Von der Decke bis zum Fussboden: alles ist bemalt, gestaltet. Überall hängen, stehen, liegen Bilder, Videoscreens, kleinere oder grössere Objekte. Es gibt monströs mutierte Katzenbilder, eine zauberhafte Miniaturstadt aus Papiermaché. Eine Art Walk-In Geisterbahn mit viel Geknatter und Geknalle sowie unheimlichen Figuren, die sich bewegen – in grossen Vitrinen.
Er liebe den Charme alter Museen mit ihren leicht angestaubten Vitrinen, sagt er. Seine «Maison Totale» ist auch eine Hommage an diese Art von Museen, die noch den Anspruch hatten, ein Stück Wirklichkeit hinter Glas zu bannen.
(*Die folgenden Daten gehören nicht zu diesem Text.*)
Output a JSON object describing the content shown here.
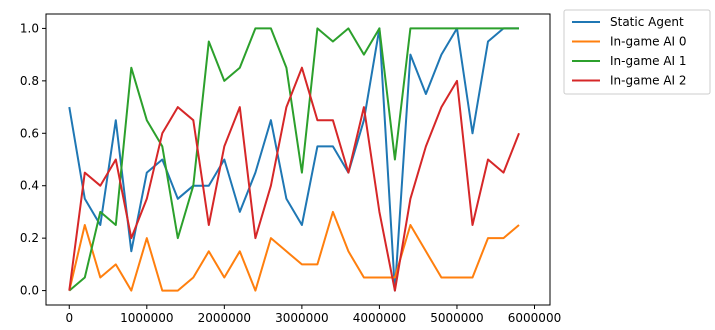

Die «Maison Totale» hingegen ist eher eine Art Gegenwelt zur Realität, ein freundliches Gruselkabinett.
Eine unchristliche Kapelle im Garten
Drei Jahre hat Rebetez mit seinem Team an der «Maison Totale» gearbeitet, das Atelier und Wohnhaus zugleich ist. Und das in Zukunft auch ein Ort für Konzerte und Lesungen sein soll. Es gibt bereits eine Bühne und eine Bar, die den Innenraum mit dem Aussenraum verbindet.
Draussen hat Rebetez einen Skulpturengarten eingerichtet: mit Vogelfiguren, Totem-artigen Gebilden und begehbaren Köpfen. Aber auch mit einer Aussichtsplattform hoch in den Bäumen. Und einer kleinen Kapelle: ein Ruheort, der allerdings nicht viel mit christlichen Kirchen gemein hat.
Die Kapelle ist aus gebrauchtem Holz erbaut. In den Fenstern Blechplatten, aus denen Stern- und Vogelmotive ausgeschnitten sind. Augustin Rebetez verweist auf das zarte Spiel des Lichts, das durch das Fenster dringt und einen flimmernden Stern auf den Boden zaubert. Das sei doch schön, erklärt er. In den Ecken der Kapelle kauern groteske, kleine Figuren. Wie die Wasserspeier an gotischen Kathedralen.
Die «Maison Totale» und ihr Garten bilden eine verwunschene Welt zwischen Märchen und Albtraum. Und doch ganz nah an der realen Welt, mit Bahnhöfen und Bushaltestellen.